ヨーロッパ州の西部にある,大西洋・イギリス海峡・地中海に面する国。ヨーロッパ連合(EU)の中心国の1つ。政治体制は共和制で,元首は大統領。首都:パリ,面積:55.2万km2(2015年),人口:6498万(2017年),言語:フランス語(公用語),プロバンス語など,宗教:キリスト教(カトリック)など,民族:フランス人。
自然のようす
東部と南部には,アルプス山脈・サントラル高地・ピレネー山脈などの山地・高地があり,北部と西部にフランス平原が広がる。気候は大部分が西岸海洋性気候に属し,地中海沿岸が地中海性気候に属する。
あゆみ
5世紀末にフランク人が王国をつくったが,9世紀には3つに分かれ,その後も王朝の交代や分裂の歴史が長くつづいた。この間に,ベルサイユ宮殿をつくったルイ14世がヨーロッパに権力をふるった時代(1661〜1715年)もあったが,1789年にフランス革命がおこって,王政から共和政になった。以後,ナポレオン1世の帝政時代などもあり,政治のしくみは複雑にかわったが,18世紀から20世紀初期までのフランスは,海外に植民地を獲得するなどして,政治や文化のうえで世界の大国となった。
産業のようす
フランスはEUはもちろん西ヨーロッパでも最大の農業国で,EU諸国への食料の大供給地となっている。北部の低地は機械化された大規模経営が多く,小麦・大麦・テンサイなどを生産し,地中海沿岸では果実・野菜・花などが栽培される。小麦の輸出量は世界有数。全国的にブドウの生産がさかんで,ワインは重要な輸出品の1つ。

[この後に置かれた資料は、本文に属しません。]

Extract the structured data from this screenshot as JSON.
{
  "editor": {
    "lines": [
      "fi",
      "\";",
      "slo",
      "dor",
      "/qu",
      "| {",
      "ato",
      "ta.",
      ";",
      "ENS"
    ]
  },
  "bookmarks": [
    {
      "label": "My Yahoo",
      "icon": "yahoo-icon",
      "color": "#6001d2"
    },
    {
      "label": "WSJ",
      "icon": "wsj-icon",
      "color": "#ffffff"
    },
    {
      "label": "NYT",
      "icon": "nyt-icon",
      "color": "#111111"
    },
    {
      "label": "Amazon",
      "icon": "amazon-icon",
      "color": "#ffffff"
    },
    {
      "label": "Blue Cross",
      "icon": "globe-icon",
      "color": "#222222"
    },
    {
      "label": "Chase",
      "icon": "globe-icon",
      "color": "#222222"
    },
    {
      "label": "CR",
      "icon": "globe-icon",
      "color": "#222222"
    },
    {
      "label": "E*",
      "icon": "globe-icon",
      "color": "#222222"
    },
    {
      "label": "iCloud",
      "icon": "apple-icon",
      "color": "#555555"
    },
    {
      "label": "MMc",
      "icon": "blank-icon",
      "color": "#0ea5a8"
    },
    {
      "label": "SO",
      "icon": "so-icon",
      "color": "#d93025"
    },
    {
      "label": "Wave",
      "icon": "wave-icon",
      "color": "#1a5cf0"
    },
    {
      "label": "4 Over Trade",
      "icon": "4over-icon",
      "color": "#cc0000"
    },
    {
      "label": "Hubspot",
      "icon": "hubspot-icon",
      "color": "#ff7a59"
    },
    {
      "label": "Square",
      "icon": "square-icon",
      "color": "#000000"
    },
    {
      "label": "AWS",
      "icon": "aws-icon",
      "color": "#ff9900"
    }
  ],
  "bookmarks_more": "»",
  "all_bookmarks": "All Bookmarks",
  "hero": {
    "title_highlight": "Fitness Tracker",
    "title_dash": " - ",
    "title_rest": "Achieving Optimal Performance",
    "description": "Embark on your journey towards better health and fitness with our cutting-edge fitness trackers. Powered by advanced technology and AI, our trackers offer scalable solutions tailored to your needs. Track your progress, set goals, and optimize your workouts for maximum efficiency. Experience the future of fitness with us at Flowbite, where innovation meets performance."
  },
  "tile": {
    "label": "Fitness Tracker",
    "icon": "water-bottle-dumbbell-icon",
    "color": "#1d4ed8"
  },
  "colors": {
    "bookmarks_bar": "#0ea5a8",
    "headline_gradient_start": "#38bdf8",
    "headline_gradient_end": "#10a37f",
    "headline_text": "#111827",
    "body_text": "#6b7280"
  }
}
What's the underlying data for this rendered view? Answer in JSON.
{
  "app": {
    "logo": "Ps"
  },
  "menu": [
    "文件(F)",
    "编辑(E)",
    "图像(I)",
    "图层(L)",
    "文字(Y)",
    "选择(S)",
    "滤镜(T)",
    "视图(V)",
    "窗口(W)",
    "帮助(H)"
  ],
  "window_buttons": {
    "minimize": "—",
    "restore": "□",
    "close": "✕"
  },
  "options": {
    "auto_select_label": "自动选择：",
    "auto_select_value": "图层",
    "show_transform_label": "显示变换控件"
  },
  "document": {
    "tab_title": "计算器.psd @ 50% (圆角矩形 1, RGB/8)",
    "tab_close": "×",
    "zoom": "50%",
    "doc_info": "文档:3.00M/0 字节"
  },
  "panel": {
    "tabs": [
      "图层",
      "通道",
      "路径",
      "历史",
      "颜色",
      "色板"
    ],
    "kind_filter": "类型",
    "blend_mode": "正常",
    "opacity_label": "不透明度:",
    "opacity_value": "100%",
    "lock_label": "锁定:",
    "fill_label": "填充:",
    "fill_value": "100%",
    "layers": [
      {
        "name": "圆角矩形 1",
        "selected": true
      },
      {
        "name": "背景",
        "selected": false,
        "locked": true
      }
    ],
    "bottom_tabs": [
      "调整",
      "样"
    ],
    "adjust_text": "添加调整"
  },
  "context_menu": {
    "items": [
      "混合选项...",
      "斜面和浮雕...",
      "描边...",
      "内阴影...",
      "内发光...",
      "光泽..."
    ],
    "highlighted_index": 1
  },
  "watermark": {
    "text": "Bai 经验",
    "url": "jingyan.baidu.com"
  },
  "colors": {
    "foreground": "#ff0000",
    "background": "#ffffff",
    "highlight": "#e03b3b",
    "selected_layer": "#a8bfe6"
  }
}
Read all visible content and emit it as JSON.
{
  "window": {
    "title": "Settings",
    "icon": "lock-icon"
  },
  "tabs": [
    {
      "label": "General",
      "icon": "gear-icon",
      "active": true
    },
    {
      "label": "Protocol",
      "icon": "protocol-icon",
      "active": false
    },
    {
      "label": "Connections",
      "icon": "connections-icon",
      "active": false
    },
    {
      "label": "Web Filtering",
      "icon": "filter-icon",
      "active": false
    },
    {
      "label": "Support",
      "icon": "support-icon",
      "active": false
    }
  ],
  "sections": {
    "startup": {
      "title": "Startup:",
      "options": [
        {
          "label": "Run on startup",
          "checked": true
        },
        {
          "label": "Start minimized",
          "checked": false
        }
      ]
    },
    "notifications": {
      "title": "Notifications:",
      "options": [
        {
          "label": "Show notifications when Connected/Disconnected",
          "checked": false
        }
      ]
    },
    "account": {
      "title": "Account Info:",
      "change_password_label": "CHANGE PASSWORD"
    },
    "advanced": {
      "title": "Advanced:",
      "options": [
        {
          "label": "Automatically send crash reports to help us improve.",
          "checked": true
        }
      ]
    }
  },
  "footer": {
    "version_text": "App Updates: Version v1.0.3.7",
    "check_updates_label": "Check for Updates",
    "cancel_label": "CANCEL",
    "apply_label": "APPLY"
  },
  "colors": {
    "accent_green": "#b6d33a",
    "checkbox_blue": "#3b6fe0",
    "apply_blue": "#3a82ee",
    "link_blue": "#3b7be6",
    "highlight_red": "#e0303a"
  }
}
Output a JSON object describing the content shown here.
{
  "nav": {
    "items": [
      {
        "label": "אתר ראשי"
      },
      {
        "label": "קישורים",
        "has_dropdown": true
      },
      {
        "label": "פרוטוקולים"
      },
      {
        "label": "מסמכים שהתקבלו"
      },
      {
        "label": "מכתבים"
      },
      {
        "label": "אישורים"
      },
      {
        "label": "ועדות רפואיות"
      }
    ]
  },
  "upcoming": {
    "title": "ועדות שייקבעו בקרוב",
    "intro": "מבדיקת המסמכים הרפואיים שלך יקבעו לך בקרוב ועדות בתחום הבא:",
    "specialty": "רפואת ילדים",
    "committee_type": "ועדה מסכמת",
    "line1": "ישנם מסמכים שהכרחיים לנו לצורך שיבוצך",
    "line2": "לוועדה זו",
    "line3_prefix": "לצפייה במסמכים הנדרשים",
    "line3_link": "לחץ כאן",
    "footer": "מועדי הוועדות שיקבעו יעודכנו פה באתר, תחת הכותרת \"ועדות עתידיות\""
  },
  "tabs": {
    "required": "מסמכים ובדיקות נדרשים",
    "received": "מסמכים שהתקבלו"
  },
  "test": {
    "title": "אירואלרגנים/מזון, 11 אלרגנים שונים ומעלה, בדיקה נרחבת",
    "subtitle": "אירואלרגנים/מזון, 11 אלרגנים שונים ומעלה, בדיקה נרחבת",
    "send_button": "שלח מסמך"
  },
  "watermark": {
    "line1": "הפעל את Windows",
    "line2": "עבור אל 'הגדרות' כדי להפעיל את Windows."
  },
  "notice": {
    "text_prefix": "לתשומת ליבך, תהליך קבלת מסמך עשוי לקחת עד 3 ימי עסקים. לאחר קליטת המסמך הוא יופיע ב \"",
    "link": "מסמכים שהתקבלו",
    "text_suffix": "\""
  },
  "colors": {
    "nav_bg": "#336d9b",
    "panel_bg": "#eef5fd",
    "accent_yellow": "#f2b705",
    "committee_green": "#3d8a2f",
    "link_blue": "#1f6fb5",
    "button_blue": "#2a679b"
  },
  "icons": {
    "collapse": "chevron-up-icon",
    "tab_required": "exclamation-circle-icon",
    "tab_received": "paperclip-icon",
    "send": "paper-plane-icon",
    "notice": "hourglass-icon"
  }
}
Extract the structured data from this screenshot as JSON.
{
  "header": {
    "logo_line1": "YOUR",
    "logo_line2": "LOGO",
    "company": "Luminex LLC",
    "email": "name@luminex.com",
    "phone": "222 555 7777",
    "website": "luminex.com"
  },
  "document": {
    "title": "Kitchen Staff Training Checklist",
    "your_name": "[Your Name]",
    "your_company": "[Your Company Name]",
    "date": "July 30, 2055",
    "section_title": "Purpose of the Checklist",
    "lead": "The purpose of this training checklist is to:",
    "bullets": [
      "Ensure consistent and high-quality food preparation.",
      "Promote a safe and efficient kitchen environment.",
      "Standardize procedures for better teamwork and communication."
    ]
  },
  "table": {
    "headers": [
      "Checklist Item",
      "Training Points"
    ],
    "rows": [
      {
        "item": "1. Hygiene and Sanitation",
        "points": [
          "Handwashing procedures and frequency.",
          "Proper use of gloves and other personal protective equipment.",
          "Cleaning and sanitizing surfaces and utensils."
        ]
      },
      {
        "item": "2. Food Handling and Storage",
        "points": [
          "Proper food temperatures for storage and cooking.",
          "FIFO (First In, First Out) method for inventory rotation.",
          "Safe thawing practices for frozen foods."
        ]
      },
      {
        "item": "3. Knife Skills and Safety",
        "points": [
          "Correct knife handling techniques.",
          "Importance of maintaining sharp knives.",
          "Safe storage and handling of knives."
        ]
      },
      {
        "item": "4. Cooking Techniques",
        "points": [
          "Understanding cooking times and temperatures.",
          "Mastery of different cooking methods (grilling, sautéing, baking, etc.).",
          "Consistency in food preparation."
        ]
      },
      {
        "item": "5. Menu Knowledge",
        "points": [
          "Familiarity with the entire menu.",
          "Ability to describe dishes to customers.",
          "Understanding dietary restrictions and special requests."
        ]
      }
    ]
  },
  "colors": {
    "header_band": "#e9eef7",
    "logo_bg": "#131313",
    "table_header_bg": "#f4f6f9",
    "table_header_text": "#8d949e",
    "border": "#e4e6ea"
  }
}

牧畜もさかんで,乳製品の生産も多い。工業生産額はヨーロッパ有数。東部で鉄鉱石と石炭を産するが,鉱産資源は比較的少ない。パリの総合工業地域をはじめ,北部で繊維工業,東部で鉄鋼業が古くから発達したが,近年は輸入原料の利用がふえ,マルセイユやドーバー海峡沿岸などの臨海地域に重化学工業が発達している。
芸術・文化の国
フランスには数多くの文化遺産が残っている。首都パリには,ルーブル美術館・エッフェル塔・凱旋門・ノートルダム大聖堂など芸術的に価値ある建物や美術品が豊富であり,観光や絵画・服飾の勉強におとずれる外国人が多い。
日本との関係
日本とフランスの貿易は,ヨーロッパ諸国の中ではドイツ・イギリスと並んで多いが,むしろ文化や人の交流に特色がある。1953(昭和28)年に日仏文化協定がむすばれて,これまでに,多くの研究者・教師・学生・芸術家などの交換が行われてきた。
日本との貿易
フランスから日本への輸出:医薬品,一般機械など。
フランスの日本からの輸入:一般機械,化学製品,乗用車など。(2015年)
国名の由来
5世紀末にゲルマン系フランク族がフランク王国を建設したことによる。
国旗の由来
フランス革命軍が帽子につけた色による。赤と青はパリの色,白はブルボン王家の色といわれた。青は自由,白は平等,赤は博愛をあらわす。